Just a short distance southeast of Broad Top Mountain can be found the world-famous Lincoln Highway. Officially, the two, three and four-lane highway snakes up, down and around the Appalachian and Allegheny Mountains of central Pennsylvania, and in our area closely parallels the Raystown Branch of the Juniata River.

This favorite route of many travelers, especially during the fall foliage days of October, traces a lot of interesting history and mirrors some of the most scenic landscape in the state. If you’re looking for a gas-saving, close-to-home weekend trip, check out Route 30 between Bedford and McConnellsburg. I promise you a hum-dinger of a trek.

Close to Broad Top

The section of the Lincoln Highway closest to the eastern slopes of Broad Top Mountain lies between Breezewood and Hustontown. Today, the Pennsylvania Turnpike’s “Breezewood By-pass” and the by-pass “over” Rays Hill and Sideling Hill didn’t disturb any of the beautiful scenery motorists were accustomed to seeing when they were traveling the old Route 30 and 915. The latter route connects Route 30 with Wells Tannery and Hopewell.

Still, the old Route 30 offered a more, set-back, early 20th century image of rural Bedford and Fulton counties. The young years of the 20th century — and even during the “Depression Years — offered motorists a overview of the rugged mountains of our region, perhaps no different then the early days of Bedford County (remember that way back during the Revolution, Huntingdon and Fulton counties were a part of Bedford County).

Remember ‘Bill’s place?’

One of the most scenic views from Route 30 is on the top of Rays Hill, just east of Breezewood. At one time this interesting spot, located on top of the Blue Ridge Mountains, was the home of “Bill’s Place,” the early 20th century’s answer to a modern-day convenience store. In fact, this well-known establishment proudly laid claim to “the smallest post office in the world.”

And what made “Bill’s Place” so “stoppable” was the fact that it offered one of the most panoramic views of central Pennsylvania. In the distance travelers could see the Allegheny Front to the west, Wells Valley to the east, Broad Top Mountain to the northeast, Sideling Hill and of course, the bright lights of Breezewood, a growing tourist Mecca along Route 30, and the new turnpike and Interstate 70.
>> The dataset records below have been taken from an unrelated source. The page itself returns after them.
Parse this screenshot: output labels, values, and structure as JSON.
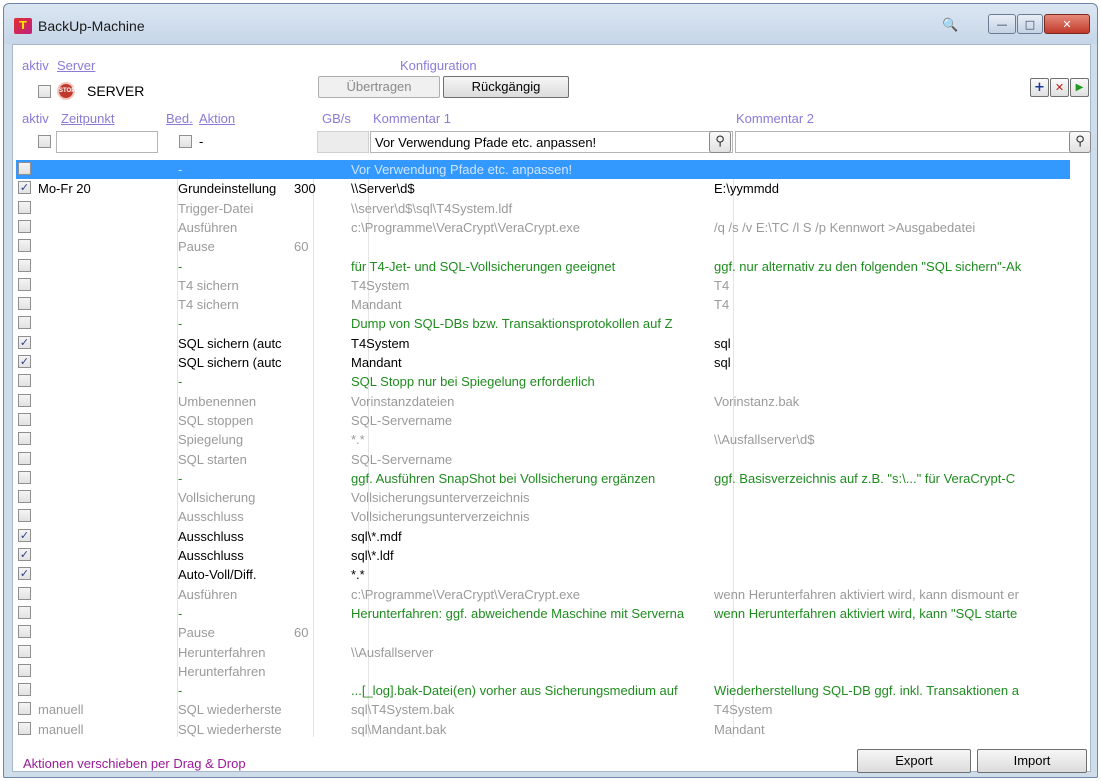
{
  "window": {
    "title": "BackUp-Machine",
    "controls": {
      "minimize": "—",
      "maximize": "□",
      "close": "✕"
    }
  },
  "icons": {
    "app": "T",
    "binoculars": "binoculars-icon",
    "stop": "STOP",
    "search": "⚲",
    "add": "+",
    "delete": "✕",
    "run": "▶"
  },
  "colors": {
    "header": "#8a7bd6",
    "green": "#1f8c1f",
    "grey": "#9a9a9a",
    "selection": "#3399ff",
    "footer": "#9a1a9a"
  },
  "server_section": {
    "header_aktiv": "aktiv",
    "header_server": "Server",
    "header_konfiguration": "Konfiguration",
    "server_name": "SERVER",
    "uebertragen": "Übertragen",
    "rueckgaengig": "Rückgängig"
  },
  "columns": {
    "aktiv": "aktiv",
    "zeitpunkt": "Zeitpunkt",
    "bed": "Bed.",
    "aktion": "Aktion",
    "gbs": "GB/s",
    "kommentar1": "Kommentar 1",
    "kommentar2": "Kommentar 2"
  },
  "filter": {
    "aktion": "-",
    "kommentar1": "Vor Verwendung Pfade etc. anpassen!",
    "kommentar2": ""
  },
  "rows": [
    {
      "checked": false,
      "zeit": "",
      "aktion": "-",
      "gb": "",
      "k1": "Vor Verwendung Pfade etc. anpassen!",
      "k2": "",
      "style": "s",
      "selected": true
    },
    {
      "checked": true,
      "zeit": "Mo-Fr 20",
      "aktion": "Grundeinstellung",
      "gb": "300",
      "k1": "\\\\Server\\d$",
      "k2": "E:\\yymmdd",
      "style": "n"
    },
    {
      "checked": false,
      "zeit": "",
      "aktion": "Trigger-Datei",
      "gb": "",
      "k1": "\\\\server\\d$\\sql\\T4System.ldf",
      "k2": "",
      "style": "g"
    },
    {
      "checked": false,
      "zeit": "",
      "aktion": "Ausführen",
      "gb": "",
      "k1": "c:\\Programme\\VeraCrypt\\VeraCrypt.exe",
      "k2": "/q /s /v E:\\TC /l S /p Kennwort >Ausgabedatei",
      "style": "g"
    },
    {
      "checked": false,
      "zeit": "",
      "aktion": "Pause",
      "gb": "60",
      "k1": "",
      "k2": "",
      "style": "g"
    },
    {
      "checked": false,
      "zeit": "",
      "aktion": "-",
      "gb": "",
      "k1": "für T4-Jet- und SQL-Vollsicherungen geeignet",
      "k2": "ggf. nur alternativ zu den folgenden \"SQL sichern\"-Ak",
      "style": "gr"
    },
    {
      "checked": false,
      "zeit": "",
      "aktion": "T4 sichern",
      "gb": "",
      "k1": "T4System",
      "k2": "T4",
      "style": "g"
    },
    {
      "checked": false,
      "zeit": "",
      "aktion": "T4 sichern",
      "gb": "",
      "k1": "Mandant",
      "k2": "T4",
      "style": "g"
    },
    {
      "checked": false,
      "zeit": "",
      "aktion": "-",
      "gb": "",
      "k1": "Dump von SQL-DBs bzw. Transaktionsprotokollen auf Z",
      "k2": "",
      "style": "gr"
    },
    {
      "checked": true,
      "zeit": "",
      "aktion": "SQL sichern (autc",
      "gb": "",
      "k1": "T4System",
      "k2": "sql",
      "style": "n"
    },
    {
      "checked": true,
      "zeit": "",
      "aktion": "SQL sichern (autc",
      "gb": "",
      "k1": "Mandant",
      "k2": "sql",
      "style": "n"
    },
    {
      "checked": false,
      "zeit": "",
      "aktion": "-",
      "gb": "",
      "k1": "SQL Stopp nur bei Spiegelung erforderlich",
      "k2": "",
      "style": "gr"
    },
    {
      "checked": false,
      "zeit": "",
      "aktion": "Umbenennen",
      "gb": "",
      "k1": "Vorinstanzdateien",
      "k2": "Vorinstanz.bak",
      "style": "g"
    },
    {
      "checked": false,
      "zeit": "",
      "aktion": "SQL stoppen",
      "gb": "",
      "k1": "SQL-Servername",
      "k2": "",
      "style": "g"
    },
    {
      "checked": false,
      "zeit": "",
      "aktion": "Spiegelung",
      "gb": "",
      "k1": "*.*",
      "k2": "\\\\Ausfallserver\\d$",
      "style": "g"
    },
    {
      "checked": false,
      "zeit": "",
      "aktion": "SQL starten",
      "gb": "",
      "k1": "SQL-Servername",
      "k2": "",
      "style": "g"
    },
    {
      "checked": false,
      "zeit": "",
      "aktion": "-",
      "gb": "",
      "k1": "ggf. Ausführen SnapShot bei Vollsicherung ergänzen",
      "k2": "ggf. Basisverzeichnis auf z.B. \"s:\\...\" für VeraCrypt-C",
      "style": "gr"
    },
    {
      "checked": false,
      "zeit": "",
      "aktion": "Vollsicherung",
      "gb": "",
      "k1": "Vollsicherungsunterverzeichnis",
      "k2": "",
      "style": "g"
    },
    {
      "checked": false,
      "zeit": "",
      "aktion": "Ausschluss",
      "gb": "",
      "k1": "Vollsicherungsunterverzeichnis",
      "k2": "",
      "style": "g"
    },
    {
      "checked": true,
      "zeit": "",
      "aktion": "Ausschluss",
      "gb": "",
      "k1": "sql\\*.mdf",
      "k2": "",
      "style": "n"
    },
    {
      "checked": true,
      "zeit": "",
      "aktion": "Ausschluss",
      "gb": "",
      "k1": "sql\\*.ldf",
      "k2": "",
      "style": "n"
    },
    {
      "checked": true,
      "zeit": "",
      "aktion": "Auto-Voll/Diff.",
      "gb": "",
      "k1": "*.*",
      "k2": "",
      "style": "n"
    },
    {
      "checked": false,
      "zeit": "",
      "aktion": "Ausführen",
      "gb": "",
      "k1": "c:\\Programme\\VeraCrypt\\VeraCrypt.exe",
      "k2": "wenn Herunterfahren aktiviert wird, kann dismount er",
      "style": "g"
    },
    {
      "checked": false,
      "zeit": "",
      "aktion": "-",
      "gb": "",
      "k1": "Herunterfahren: ggf. abweichende Maschine mit Serverna",
      "k2": "wenn Herunterfahren aktiviert wird, kann \"SQL starte",
      "style": "gr"
    },
    {
      "checked": false,
      "zeit": "",
      "aktion": "Pause",
      "gb": "60",
      "k1": "",
      "k2": "",
      "style": "g"
    },
    {
      "checked": false,
      "zeit": "",
      "aktion": "Herunterfahren",
      "gb": "",
      "k1": "\\\\Ausfallserver",
      "k2": "",
      "style": "g"
    },
    {
      "checked": false,
      "zeit": "",
      "aktion": "Herunterfahren",
      "gb": "",
      "k1": "",
      "k2": "",
      "style": "g"
    },
    {
      "checked": false,
      "zeit": "",
      "aktion": "-",
      "gb": "",
      "k1": "...[_log].bak-Datei(en) vorher aus Sicherungsmedium auf",
      "k2": "Wiederherstellung SQL-DB ggf. inkl. Transaktionen a",
      "style": "gr"
    },
    {
      "checked": false,
      "zeit": "manuell",
      "aktion": "SQL wiederherste",
      "gb": "",
      "k1": "sql\\T4System.bak",
      "k2": "T4System",
      "style": "g"
    },
    {
      "checked": false,
      "zeit": "manuell",
      "aktion": "SQL wiederherste",
      "gb": "",
      "k1": "sql\\Mandant.bak",
      "k2": "Mandant",
      "style": "g"
    }
  ],
  "footer": {
    "hint": "Aktionen verschieben per Drag & Drop",
    "export": "Export",
    "import": "Import"
  }
}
History lives along the Lincoln Highway between Bedford and Breezewood. During the French and Indian War and the American Revolution the route served as an important military road and prior to that the route was used by the Native Americans. Several forts sprung up along or near the route including Fort Juniata, just east of Breezewood and Fort Bedford (“Ray’s Town”) at Bedford.

Traveling Route 915

The highway’s “connection” with the Broad Top is near the top of Sideling Hill where Route 915 drops down the mountain into Fulton County, northwest to Hopewell and east to New Grenada. Here, the “Wells Valley Road” (sometimes referred to as Groundhog Valley) intercepts with Route 913. The highway than climbs Broad Top Mountain to Robertsdale or east to Waterfall.

Between Everett and Breezewood, Route 30 closely parallels the Raystown Branch. Interestingly, just east of Everett, the river appears on the right of the highway. If you drive over the ridge on the left, you will see in the distance, the same river as it snakes its way north to Saxton and Raystown Lake.

Pick up a map of the Lincoln Highway and take a trip along this historic and scenic south-central Pennsylvania corridor. You’ll be glad you did.

We have a few photos of the Lincoln Highway in the Broad Top Area Coal Miners Museum at Robertsdale, but you can find a whole lot more in the Bloody Run Historical Society’s Everett Railroad Museum.

Notes Along the way

I often think about Genowefa Grata who lived with her husband, Joe Grata, in the very last house in Robertsdale, on the road to Wood. The ABT readers may recall several columns and Home and Garden features I penned years ago about the Gratas who were excellent gardeners. When times were tough during the coal mining days (Joe was a miner who worked in the old Rockhill mines and later in the Somerset County mines) the Grata family depended on vegetables from the Grata garden. Joe and Genowefa’s children, John (we knew him as “Junior”), Fran and Anthony also lived in the South Main Street home….A visitor to the coal miners museum a few years ago, Skip Neville, Cassville provided me with some interesting photographs which will become a part of the new museum exhibits next spring … If you’re a member of the Veterans of Foreign Wars, check out your most recent VFW magazine to order a very helpful and informative publication, “Military History Trail.” I now have one in my possession which features a state-by-state compilation of noteworthy military museums, forts, and preserved battlefields. There are over 900 sites listed in this 192-page guide. Color photos, custom maps, information and “fun facts” make up this very unique travel tool.That’s it for this week, until we met again, STRAIGHT AHEAD!